2. Zo ja: vertrouwt het publiek dat jij de juiste persoon bent om dit verhaal te vertellen?

Met deze vragen in de hand krijg je verschillende scenario’s. En per scenario is er een duidelijk antwoord over of je jezelf moet introduceren of niet.

Het publiek kent je en vertrouwt je

Easy peasy. Dit is wat Engelsen noemen een ‘shoo in’ (ja dat schrijf je echt zo!), en in goed Nederlands heet dit ‘een gelopen race’. Het is alsof je René Froger bent voor een RTL-4-publiek: een gegarandeerde hit.
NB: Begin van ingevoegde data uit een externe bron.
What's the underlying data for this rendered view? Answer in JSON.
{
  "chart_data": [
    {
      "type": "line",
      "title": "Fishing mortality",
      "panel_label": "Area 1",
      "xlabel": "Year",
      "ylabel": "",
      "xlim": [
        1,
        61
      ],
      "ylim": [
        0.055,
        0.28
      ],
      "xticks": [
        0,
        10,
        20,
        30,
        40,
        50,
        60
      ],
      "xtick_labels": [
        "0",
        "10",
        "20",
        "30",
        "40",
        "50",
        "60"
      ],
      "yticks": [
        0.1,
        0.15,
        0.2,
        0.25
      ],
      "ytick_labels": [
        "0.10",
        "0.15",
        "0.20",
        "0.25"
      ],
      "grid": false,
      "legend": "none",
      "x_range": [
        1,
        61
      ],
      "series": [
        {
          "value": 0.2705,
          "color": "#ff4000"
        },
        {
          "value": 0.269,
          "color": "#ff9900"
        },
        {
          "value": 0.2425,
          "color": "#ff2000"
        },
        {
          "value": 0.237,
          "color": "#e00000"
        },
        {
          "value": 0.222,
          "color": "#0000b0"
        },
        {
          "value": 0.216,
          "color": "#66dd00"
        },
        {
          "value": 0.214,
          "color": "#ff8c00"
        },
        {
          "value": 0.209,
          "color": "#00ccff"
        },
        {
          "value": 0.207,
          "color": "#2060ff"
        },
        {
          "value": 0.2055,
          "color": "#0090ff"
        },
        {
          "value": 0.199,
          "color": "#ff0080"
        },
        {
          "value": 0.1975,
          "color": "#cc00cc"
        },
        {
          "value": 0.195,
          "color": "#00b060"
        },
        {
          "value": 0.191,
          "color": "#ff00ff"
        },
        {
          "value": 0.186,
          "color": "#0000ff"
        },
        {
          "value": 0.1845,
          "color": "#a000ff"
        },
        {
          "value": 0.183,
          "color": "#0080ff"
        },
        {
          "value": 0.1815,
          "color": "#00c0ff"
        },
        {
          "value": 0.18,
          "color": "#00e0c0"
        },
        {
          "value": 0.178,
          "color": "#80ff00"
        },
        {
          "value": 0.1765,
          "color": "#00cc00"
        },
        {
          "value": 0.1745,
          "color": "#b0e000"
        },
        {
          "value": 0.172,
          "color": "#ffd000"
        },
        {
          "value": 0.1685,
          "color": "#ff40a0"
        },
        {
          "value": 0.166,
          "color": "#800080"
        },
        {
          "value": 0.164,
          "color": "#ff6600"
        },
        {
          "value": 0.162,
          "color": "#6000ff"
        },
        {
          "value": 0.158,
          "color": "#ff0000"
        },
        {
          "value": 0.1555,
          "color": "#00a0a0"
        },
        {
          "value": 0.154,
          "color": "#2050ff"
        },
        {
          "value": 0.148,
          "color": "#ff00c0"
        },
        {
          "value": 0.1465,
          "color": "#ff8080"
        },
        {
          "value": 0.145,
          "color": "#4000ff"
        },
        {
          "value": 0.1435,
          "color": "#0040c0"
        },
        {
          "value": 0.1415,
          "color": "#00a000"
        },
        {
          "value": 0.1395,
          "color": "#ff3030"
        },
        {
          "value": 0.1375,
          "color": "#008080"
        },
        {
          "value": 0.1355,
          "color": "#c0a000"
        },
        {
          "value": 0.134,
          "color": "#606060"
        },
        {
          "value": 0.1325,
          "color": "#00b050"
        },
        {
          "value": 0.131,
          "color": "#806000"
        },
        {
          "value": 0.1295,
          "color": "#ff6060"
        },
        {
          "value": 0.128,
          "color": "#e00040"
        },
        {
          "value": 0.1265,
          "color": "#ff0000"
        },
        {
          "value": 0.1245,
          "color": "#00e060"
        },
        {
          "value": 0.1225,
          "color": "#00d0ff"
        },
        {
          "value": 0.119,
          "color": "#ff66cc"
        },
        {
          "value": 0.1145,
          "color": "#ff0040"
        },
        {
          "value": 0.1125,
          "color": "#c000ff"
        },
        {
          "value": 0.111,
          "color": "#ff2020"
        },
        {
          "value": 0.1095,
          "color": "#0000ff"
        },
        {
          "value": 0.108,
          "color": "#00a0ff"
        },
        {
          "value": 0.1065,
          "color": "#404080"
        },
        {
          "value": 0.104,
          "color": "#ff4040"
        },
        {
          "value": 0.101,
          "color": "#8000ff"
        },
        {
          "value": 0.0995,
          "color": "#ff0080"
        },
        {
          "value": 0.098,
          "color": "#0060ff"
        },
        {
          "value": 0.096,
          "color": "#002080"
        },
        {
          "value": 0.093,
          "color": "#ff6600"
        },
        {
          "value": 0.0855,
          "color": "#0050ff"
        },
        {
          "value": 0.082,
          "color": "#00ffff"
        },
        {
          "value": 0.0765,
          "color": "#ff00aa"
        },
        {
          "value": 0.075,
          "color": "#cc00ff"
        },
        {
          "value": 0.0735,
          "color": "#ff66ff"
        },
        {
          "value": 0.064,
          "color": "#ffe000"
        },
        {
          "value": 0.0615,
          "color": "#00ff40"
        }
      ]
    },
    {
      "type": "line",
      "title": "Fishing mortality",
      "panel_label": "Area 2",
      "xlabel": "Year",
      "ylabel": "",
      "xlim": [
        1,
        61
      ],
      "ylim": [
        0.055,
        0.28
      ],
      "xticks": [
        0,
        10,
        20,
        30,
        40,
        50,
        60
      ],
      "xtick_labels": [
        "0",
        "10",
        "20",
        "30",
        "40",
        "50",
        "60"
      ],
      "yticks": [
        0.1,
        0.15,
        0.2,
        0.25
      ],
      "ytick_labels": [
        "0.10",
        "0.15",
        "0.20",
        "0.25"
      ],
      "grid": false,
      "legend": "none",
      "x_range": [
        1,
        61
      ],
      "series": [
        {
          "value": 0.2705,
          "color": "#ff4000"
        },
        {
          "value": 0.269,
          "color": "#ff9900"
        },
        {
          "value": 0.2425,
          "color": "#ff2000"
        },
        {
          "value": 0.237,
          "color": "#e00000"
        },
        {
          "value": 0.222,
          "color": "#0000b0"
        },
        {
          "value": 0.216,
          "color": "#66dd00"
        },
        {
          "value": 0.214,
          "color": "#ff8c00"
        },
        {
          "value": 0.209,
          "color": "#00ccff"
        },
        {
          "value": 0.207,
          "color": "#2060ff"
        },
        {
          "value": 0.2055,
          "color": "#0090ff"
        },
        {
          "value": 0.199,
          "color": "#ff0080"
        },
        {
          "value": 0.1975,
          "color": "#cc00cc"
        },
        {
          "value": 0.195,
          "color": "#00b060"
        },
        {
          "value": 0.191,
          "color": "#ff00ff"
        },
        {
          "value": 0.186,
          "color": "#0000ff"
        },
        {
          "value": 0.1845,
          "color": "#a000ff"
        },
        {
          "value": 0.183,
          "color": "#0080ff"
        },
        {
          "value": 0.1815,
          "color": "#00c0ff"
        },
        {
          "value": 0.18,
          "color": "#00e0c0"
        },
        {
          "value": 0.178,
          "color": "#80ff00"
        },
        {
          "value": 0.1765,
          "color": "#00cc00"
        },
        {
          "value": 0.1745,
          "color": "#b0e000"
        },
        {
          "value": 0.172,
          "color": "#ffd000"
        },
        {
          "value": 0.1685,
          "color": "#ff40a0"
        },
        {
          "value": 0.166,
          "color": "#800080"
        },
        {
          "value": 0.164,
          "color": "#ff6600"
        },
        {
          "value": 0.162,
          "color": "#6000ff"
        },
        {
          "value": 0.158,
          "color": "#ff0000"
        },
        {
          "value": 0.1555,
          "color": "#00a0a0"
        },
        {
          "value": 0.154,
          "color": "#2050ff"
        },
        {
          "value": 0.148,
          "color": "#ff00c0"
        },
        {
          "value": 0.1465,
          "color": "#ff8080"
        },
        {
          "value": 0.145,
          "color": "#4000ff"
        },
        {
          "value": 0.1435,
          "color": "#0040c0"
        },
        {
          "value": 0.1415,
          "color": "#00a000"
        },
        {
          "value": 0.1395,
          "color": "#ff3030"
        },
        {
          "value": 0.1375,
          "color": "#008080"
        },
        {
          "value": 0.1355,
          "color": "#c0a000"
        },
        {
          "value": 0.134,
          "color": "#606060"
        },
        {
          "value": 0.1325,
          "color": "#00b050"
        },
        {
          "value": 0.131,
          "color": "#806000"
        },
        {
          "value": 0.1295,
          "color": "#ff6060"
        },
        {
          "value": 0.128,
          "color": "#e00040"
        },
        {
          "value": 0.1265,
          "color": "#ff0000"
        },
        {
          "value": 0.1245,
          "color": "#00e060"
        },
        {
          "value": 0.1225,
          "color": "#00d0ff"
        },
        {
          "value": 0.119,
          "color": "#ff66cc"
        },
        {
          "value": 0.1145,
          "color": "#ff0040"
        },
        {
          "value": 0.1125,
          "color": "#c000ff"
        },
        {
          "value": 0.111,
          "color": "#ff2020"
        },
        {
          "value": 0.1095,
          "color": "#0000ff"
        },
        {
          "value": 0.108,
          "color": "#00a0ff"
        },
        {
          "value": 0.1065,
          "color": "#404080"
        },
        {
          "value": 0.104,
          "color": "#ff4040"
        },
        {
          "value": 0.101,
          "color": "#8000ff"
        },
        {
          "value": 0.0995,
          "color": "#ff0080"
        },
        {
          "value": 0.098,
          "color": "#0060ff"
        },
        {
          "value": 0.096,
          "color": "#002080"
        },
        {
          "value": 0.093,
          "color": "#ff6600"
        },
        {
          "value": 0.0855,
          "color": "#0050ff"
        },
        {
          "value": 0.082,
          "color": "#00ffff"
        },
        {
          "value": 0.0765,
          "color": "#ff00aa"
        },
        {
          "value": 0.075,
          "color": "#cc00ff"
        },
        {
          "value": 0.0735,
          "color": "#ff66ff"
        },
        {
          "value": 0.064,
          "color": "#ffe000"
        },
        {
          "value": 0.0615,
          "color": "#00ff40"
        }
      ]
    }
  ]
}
In dit geval maakt het weinig uit of jij jezelf introduceert of niet: je publiek is toch wel fan van je. Laat een goede dagvoorzitter jou alleen maar aankondigen met een lekkere, volvette drieslag en een goede spanningsopbouw zodat zij een maximaal applaus voor jou weet los te krijgen, en gaan met die metaforische banaan.
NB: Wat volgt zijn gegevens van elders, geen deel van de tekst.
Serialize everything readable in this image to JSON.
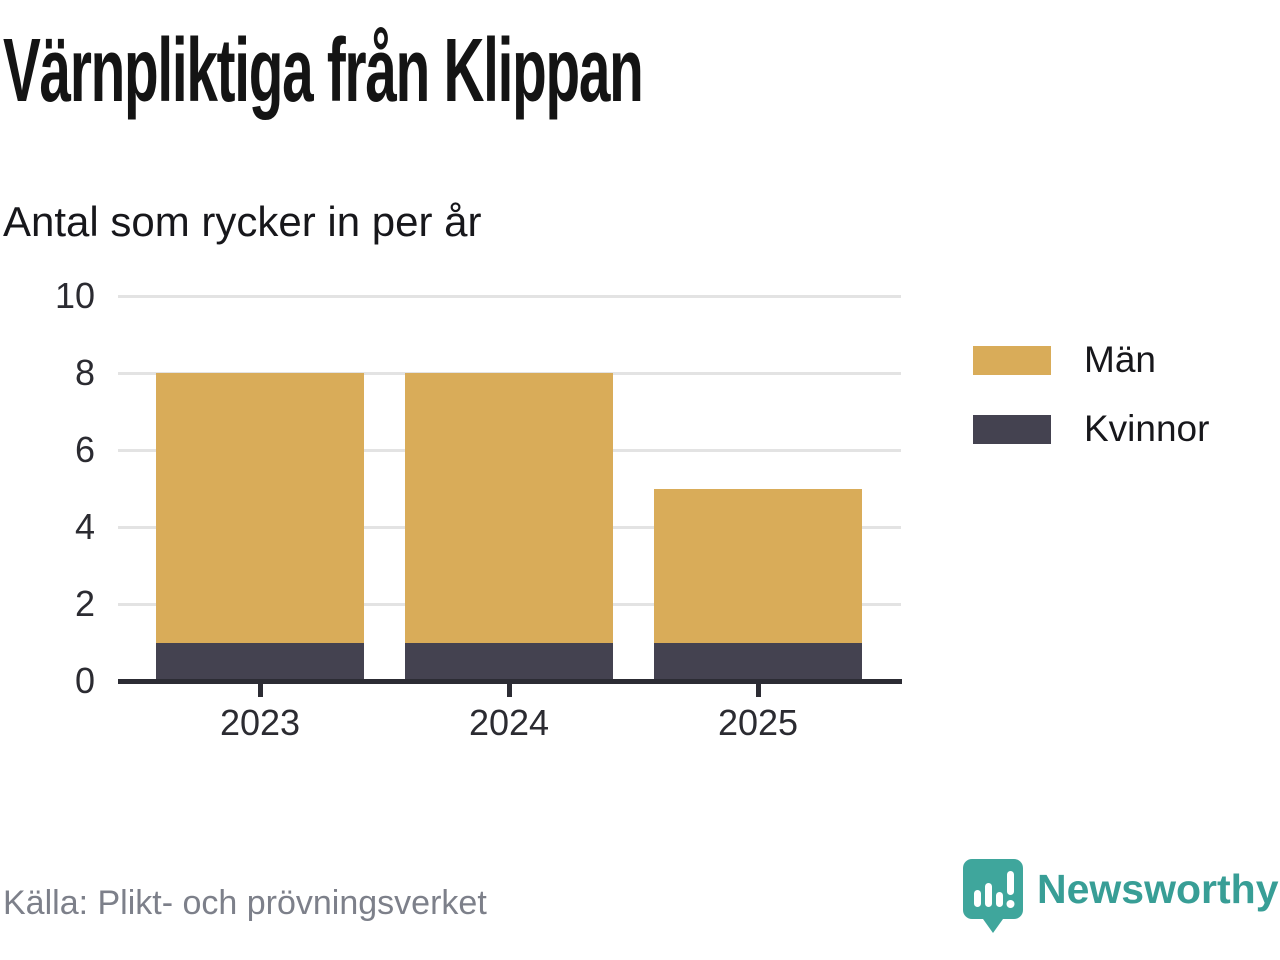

Let’s get ready to RRRRRRRRUUUUUUUUUMMMBLLEEEEE!!!!!!

Net als bij een bokswedstrijd – je staat gelijk met 1-0 voor. Praat bij de introductie zo min mogelijk over jezelf en doe datgene waar je voor gekomen bent: een inhoudelijk goed verhaal vertellen.

Het publiek kent je maar vertrouwt je (nog) niet

OK, dat kan. Waarom vertrouwt het publiek je niet? Is er sprake van echt wantrouwen – bijvoorbeeld omdat je de keynote speaker bent op een interne bedrijfsconferentie van een bedrijf dat je net tegen heug en meug door een transformatie hebt gejaagd? Of is er vooralsnog geen sprake van vertrouwen omdat ze je al wel een beetje kennen, maar nog niet goed genoeg?
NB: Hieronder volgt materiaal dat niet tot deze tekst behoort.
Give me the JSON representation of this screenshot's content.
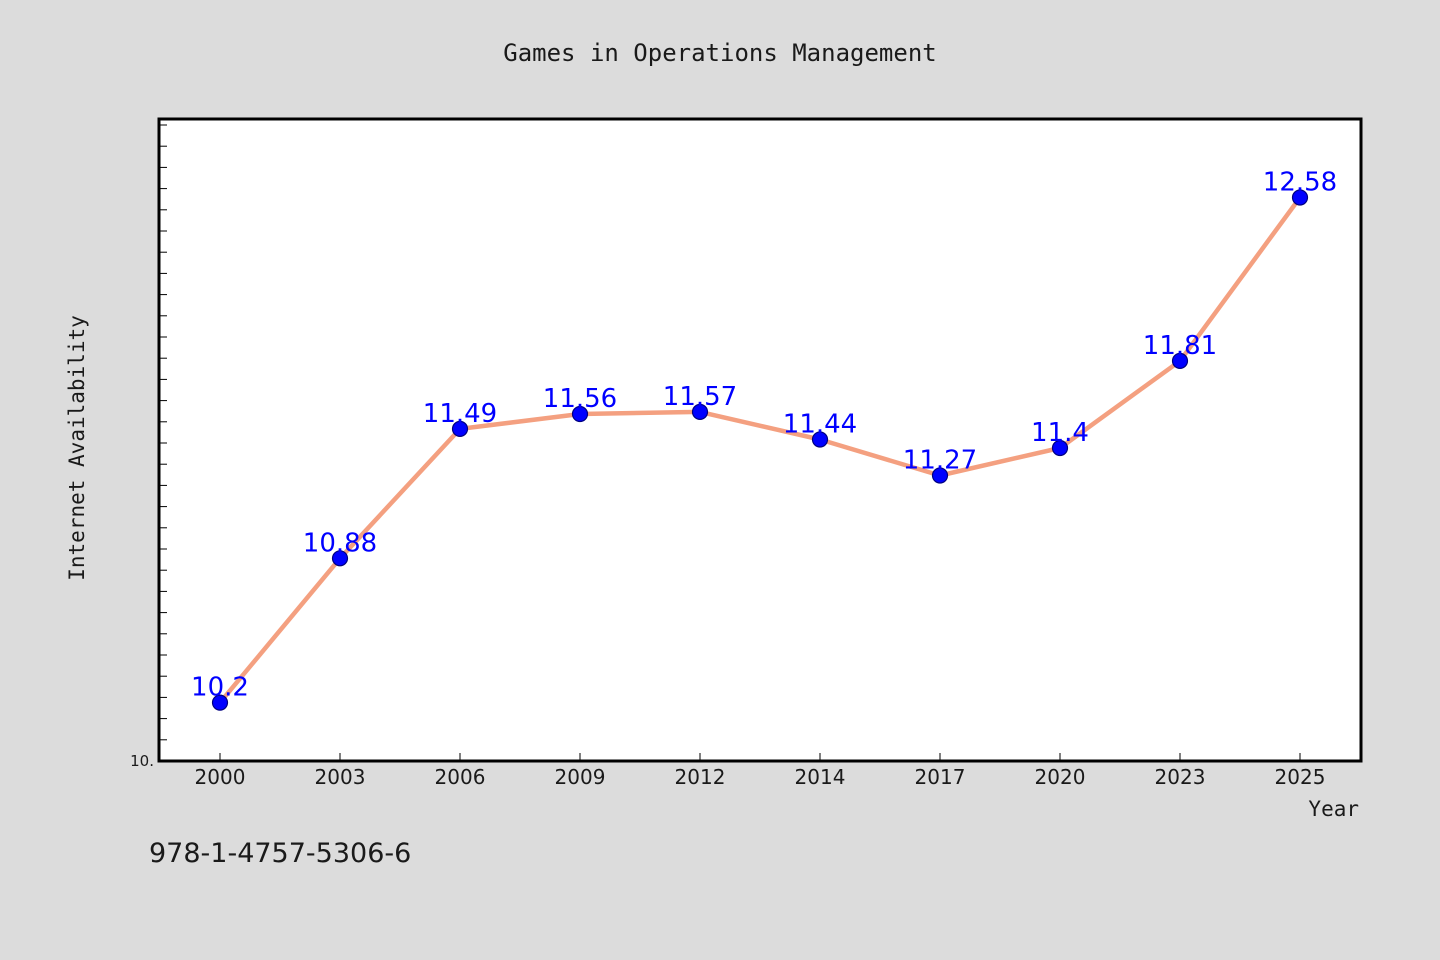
{
  "colors": {
    "figure_background": "#dcdcdc",
    "plot_background": "#ffffff",
    "axes_frame": "#000000",
    "line": "#f4a080",
    "marker": "#0000ff",
    "marker_edge": "#000080",
    "data_label": "#0000ff",
    "text": "#1a1a1a"
  },
  "footer_text": "978-1-4757-5306-6",
  "chart_data": {
    "type": "line",
    "title": "Games in Operations Management",
    "xlabel": "Year",
    "ylabel": "Internet Availability",
    "categories": [
      "2000",
      "2003",
      "2006",
      "2009",
      "2012",
      "2014",
      "2017",
      "2020",
      "2023",
      "2025"
    ],
    "series": [
      {
        "values": [
          10.2,
          10.88,
          11.49,
          11.56,
          11.57,
          11.44,
          11.27,
          11.4,
          11.81,
          12.58
        ],
        "data_labels": [
          "10.2",
          "10.88",
          "11.49",
          "11.56",
          "11.57",
          "11.44",
          "11.27",
          "11.4",
          "11.81",
          "12.58"
        ]
      }
    ],
    "y_tick_label": "10.",
    "ylim": [
      9.925,
      12.95
    ],
    "grid": false,
    "legend": "none"
  }
}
In beide gevallen geldt: vertrouwen krijg je niet kado, je moet het verdienen. En dat betekent dat je in de introductie van je verhaal je toch ook tijd aan het introduceren van jezelf moet besteden.

In het geval van echt wantrouwen doe je dat door de onderhuidse weerstand direct te benoemen. Zeg dat je begrip hebt, verklaar je nader als gepast en geef in geen geval smoesjes. Eventueel boe-geroep of andere orde-verstoringen moeten vooral door de dagvoorzitter ingetoomd worden.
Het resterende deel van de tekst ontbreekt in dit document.